– Qui, ils?
– Dame, je n’en sais rien, ceux qui vous ont écrit; n’avez vous pas reçu une lettre?
– Si fait.
– De qui?
– D’un certain abbé Busoni.
– Que vous ne connaissez pas?
– Que je n’ai jamais vu.
– Que vous disait cette lettre?
– Vous ne me trahirez pas?
– Je m’en garderai bien, nos intérêts sont les mêmes.
– Alors lisez.»
Et le major passa une lettre au jeune homme.
Andrea lut à voix basse:
«Vous êtes pauvre, une vieillesse malheureuse vous attend. Voulez-vous devenir sinon riche, du moins indépendant?

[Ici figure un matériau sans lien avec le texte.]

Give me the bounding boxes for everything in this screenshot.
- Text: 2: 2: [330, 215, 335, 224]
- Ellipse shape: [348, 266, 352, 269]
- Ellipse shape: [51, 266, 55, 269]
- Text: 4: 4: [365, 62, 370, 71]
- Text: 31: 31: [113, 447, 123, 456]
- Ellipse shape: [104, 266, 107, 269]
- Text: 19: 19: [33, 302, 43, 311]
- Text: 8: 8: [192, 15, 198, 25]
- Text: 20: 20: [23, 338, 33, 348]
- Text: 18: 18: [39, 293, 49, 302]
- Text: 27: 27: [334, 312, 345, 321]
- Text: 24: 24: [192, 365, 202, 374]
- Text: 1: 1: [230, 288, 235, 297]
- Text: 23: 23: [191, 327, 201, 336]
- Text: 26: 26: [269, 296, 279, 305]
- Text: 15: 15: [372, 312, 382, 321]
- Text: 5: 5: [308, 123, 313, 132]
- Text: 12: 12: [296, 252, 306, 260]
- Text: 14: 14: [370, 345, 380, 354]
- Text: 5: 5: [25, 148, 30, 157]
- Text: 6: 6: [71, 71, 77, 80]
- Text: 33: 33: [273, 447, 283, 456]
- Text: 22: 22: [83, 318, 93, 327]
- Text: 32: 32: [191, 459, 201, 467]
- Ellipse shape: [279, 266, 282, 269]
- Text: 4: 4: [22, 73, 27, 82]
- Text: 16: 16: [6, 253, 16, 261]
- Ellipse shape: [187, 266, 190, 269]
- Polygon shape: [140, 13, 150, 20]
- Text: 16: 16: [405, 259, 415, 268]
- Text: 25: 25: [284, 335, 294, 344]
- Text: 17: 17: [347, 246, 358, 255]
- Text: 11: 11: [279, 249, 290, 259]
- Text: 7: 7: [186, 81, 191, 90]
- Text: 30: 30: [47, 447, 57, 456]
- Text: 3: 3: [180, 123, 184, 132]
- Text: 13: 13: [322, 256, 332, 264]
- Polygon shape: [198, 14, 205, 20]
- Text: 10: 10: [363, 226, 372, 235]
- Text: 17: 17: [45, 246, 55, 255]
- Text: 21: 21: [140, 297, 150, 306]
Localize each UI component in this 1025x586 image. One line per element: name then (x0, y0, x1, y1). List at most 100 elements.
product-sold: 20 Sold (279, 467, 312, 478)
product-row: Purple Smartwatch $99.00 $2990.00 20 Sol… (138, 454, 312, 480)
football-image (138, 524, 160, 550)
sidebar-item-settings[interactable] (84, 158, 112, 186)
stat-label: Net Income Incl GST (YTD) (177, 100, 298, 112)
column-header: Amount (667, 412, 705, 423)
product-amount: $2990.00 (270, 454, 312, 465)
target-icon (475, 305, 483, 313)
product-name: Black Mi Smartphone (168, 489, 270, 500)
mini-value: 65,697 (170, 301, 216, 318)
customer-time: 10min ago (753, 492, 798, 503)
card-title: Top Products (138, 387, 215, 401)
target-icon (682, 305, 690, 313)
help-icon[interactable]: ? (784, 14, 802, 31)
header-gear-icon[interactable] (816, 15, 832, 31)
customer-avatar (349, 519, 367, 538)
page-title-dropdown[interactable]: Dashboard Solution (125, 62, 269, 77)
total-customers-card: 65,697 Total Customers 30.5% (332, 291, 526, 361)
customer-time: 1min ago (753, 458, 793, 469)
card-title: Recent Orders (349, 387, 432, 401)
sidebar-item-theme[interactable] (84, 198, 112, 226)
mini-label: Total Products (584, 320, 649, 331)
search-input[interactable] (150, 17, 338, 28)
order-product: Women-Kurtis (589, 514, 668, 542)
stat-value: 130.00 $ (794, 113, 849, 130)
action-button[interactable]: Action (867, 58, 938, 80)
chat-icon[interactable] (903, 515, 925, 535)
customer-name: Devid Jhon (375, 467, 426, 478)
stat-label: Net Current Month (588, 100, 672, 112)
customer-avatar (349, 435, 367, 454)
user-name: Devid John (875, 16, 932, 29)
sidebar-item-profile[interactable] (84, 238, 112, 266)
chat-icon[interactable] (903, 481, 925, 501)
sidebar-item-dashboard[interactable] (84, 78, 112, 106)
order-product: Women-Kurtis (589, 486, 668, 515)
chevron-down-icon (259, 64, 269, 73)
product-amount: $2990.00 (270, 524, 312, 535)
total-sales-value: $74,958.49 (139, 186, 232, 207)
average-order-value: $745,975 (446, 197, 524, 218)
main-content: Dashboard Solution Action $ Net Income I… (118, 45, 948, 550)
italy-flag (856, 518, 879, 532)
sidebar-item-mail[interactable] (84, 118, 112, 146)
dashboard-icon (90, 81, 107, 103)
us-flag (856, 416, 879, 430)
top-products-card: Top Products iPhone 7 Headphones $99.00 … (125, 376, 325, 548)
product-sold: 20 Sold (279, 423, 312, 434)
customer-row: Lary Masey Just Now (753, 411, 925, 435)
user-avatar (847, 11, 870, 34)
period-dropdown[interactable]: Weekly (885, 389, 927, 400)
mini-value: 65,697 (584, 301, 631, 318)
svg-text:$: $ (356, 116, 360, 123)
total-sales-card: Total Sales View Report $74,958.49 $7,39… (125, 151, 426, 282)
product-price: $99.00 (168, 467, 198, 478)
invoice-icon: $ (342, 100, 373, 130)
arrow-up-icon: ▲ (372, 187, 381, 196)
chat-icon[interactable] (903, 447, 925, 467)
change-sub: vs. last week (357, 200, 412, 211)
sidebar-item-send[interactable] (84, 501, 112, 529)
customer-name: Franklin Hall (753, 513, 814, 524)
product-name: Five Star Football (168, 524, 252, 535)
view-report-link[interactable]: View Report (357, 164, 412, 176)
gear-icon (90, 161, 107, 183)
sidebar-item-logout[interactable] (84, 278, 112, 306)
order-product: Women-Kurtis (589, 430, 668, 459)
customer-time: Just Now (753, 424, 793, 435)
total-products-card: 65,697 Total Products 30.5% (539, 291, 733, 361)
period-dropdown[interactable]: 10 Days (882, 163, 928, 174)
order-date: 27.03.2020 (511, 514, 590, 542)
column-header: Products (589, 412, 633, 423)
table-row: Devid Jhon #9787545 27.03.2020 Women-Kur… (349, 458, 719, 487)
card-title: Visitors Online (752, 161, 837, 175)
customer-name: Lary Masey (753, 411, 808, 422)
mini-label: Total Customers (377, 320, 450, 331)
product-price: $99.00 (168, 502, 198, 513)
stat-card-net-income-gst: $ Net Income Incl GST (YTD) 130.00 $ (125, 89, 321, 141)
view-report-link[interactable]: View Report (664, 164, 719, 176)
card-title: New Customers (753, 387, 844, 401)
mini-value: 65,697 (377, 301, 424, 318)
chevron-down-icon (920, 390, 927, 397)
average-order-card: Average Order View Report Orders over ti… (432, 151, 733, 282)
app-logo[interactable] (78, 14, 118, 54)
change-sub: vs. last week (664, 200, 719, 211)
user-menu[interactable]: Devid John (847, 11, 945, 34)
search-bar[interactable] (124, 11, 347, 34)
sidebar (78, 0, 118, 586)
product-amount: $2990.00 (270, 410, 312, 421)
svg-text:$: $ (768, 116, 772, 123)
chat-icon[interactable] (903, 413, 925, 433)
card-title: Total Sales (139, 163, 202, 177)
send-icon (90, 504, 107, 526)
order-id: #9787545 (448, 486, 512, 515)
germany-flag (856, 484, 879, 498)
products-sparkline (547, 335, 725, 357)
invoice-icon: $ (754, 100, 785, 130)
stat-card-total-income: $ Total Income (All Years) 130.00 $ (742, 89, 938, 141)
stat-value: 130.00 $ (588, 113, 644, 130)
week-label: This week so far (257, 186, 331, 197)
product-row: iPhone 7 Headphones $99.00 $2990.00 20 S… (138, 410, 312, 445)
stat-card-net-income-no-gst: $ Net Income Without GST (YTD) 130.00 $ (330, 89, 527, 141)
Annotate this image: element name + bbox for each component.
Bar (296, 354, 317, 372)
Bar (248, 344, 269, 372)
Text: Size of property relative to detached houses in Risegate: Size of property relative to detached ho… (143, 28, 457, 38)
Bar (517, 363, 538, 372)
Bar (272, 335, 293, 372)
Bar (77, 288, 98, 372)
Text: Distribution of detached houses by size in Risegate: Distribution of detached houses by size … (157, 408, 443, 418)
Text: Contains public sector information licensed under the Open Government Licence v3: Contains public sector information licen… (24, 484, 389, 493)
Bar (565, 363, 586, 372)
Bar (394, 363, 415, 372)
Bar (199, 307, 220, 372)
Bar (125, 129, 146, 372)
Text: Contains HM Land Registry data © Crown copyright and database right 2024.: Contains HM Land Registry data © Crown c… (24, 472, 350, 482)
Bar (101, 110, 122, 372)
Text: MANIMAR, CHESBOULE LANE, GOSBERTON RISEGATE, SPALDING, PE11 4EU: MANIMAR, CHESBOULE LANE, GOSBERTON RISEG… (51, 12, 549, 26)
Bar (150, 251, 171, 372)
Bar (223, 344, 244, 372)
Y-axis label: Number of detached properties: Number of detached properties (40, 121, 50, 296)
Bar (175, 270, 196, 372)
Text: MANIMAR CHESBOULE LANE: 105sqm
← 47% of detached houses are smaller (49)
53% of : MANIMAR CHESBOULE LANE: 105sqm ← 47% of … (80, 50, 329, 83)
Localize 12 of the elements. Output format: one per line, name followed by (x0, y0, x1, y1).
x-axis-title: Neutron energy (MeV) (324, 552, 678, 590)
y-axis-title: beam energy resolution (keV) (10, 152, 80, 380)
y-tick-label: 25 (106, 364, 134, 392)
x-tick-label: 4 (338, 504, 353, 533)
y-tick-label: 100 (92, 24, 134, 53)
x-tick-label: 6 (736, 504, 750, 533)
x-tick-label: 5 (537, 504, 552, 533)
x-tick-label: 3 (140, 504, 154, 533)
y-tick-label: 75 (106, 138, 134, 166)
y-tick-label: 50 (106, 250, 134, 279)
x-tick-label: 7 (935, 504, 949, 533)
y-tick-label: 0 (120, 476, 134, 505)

«Partez pour Paris à l’instant même, et allez réclamer à M. le comte de Monte-Cristo, avenue des Champs-Élysées, n°30, le fils que vous avez eu de la marquise de Corsinari, et qui vous a été enlevé à l’âge de cinq ans.
«Ce fils se nomme Andrea Cavalcanti.
«Pour que vous ne révoquiez pas en doute l’attention qu’a le soussigné de vous être agréable, vous trouverez ci-joint:
«1. Un bon de deux mille quatre cents livres toscanes, payable chez M. Gozzi, à Florence;
«2. Une lettre d’introduction près de M. le comte de Monte-Cristo sur lequel je vous crédite d’une somme de quarante-huit mille francs.
«Soyez chez le comte le 26 mai, à sept heures du soir.
«Signé: ABBÉ BUSONI.»
– C’est cela.
– Comment, c’est cela? Que voulez-vous dire? demanda le major.
– Je dis que j’ai reçu la pareille à peu près.
– Vous?
– Oui, moi.
– De l’abbé Busoni?
– Non.
– De qui donc?
– D’un Anglais, d’un certain Lord Wilmore, qui prend le nom de Simbad le marin.
– Et que vous ne connaissez pas plus que je ne connais l’abbé Busoni?